13 Elke priester of Leviet van uw volk die in mijn koninkrijk woont, heeft mijn toestemming om met u mee te gaan naar Jeruzalem als hij dat wil.
14 Ik en mijn zeven raadgevers sturen u naar Jeruzalem. U moet daar onderzoeken hoe de toestand in Juda en Jeruzalem is. Ook moet u kijken of de mensen zich houden aan Gods wet die u bij zich heeft.
15 Ik en mijn zeven raadgevers geven u goud en zilver mee. Het is een geschenk voor de God van Israël die in Jeruzalem woont.
16 Verder moet u het zilver en het goud en de geschenken meenemen die u van de Judeeërs en de priesters uit heel Babel zal krijgen. Die zijn voor de tempel van hun God in Jeruzalem.

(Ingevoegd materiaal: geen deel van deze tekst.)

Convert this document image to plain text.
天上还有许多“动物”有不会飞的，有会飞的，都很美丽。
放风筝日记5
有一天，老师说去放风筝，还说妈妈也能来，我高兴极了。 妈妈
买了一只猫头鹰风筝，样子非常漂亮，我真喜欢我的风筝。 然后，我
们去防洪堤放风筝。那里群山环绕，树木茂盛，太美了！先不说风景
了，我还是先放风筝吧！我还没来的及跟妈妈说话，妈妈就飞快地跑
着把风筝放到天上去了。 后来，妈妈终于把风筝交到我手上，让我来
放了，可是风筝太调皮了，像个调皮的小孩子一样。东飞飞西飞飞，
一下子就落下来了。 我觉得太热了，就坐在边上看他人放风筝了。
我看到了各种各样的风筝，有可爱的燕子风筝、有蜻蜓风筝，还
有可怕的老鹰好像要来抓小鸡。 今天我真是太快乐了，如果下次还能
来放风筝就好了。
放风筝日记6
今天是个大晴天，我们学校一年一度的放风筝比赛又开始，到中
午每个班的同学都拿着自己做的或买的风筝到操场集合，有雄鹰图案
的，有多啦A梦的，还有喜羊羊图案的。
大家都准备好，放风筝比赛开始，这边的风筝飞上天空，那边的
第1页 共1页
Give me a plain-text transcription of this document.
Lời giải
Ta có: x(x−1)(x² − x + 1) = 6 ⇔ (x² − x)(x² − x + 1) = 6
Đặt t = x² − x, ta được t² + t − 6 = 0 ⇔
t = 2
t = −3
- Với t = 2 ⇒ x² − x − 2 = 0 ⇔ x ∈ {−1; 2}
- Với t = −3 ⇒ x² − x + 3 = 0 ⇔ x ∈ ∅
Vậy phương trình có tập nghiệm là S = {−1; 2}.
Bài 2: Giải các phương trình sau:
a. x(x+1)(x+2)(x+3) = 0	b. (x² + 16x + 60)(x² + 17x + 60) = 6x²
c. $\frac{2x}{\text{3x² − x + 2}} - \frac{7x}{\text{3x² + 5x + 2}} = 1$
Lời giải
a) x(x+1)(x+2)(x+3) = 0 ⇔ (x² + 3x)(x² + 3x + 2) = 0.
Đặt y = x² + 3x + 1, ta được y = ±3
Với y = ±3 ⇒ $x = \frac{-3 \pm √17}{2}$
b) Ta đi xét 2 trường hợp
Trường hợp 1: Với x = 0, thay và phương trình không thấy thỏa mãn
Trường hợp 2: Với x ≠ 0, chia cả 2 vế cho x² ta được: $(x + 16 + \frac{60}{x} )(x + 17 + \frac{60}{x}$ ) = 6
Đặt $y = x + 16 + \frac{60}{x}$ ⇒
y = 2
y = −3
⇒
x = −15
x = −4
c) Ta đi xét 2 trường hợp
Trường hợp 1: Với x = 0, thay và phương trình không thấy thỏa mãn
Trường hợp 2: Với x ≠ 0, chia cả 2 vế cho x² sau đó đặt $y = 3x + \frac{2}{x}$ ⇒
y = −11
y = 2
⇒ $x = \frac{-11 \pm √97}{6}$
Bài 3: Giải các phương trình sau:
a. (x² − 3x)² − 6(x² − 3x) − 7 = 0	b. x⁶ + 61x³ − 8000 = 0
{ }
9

17 Het geld moet u gebruiken voor het kopen van stieren, schapen en lammetjes voor de offers, en voor de offers van meel en wijn die daarbij horen. Dat alles moet u offeren op het altaar van de tempel van uw God in Jeruzalem.
18 Met het zilver en goud dat overblijft mag u doen wat u wil. Doe ermee wat uw God van u vraagt.
19 De voorwerpen die u heeft meegekregen voor de dienst in de tempel van uw God in Jeruzalem, moet u daar ook afgeven.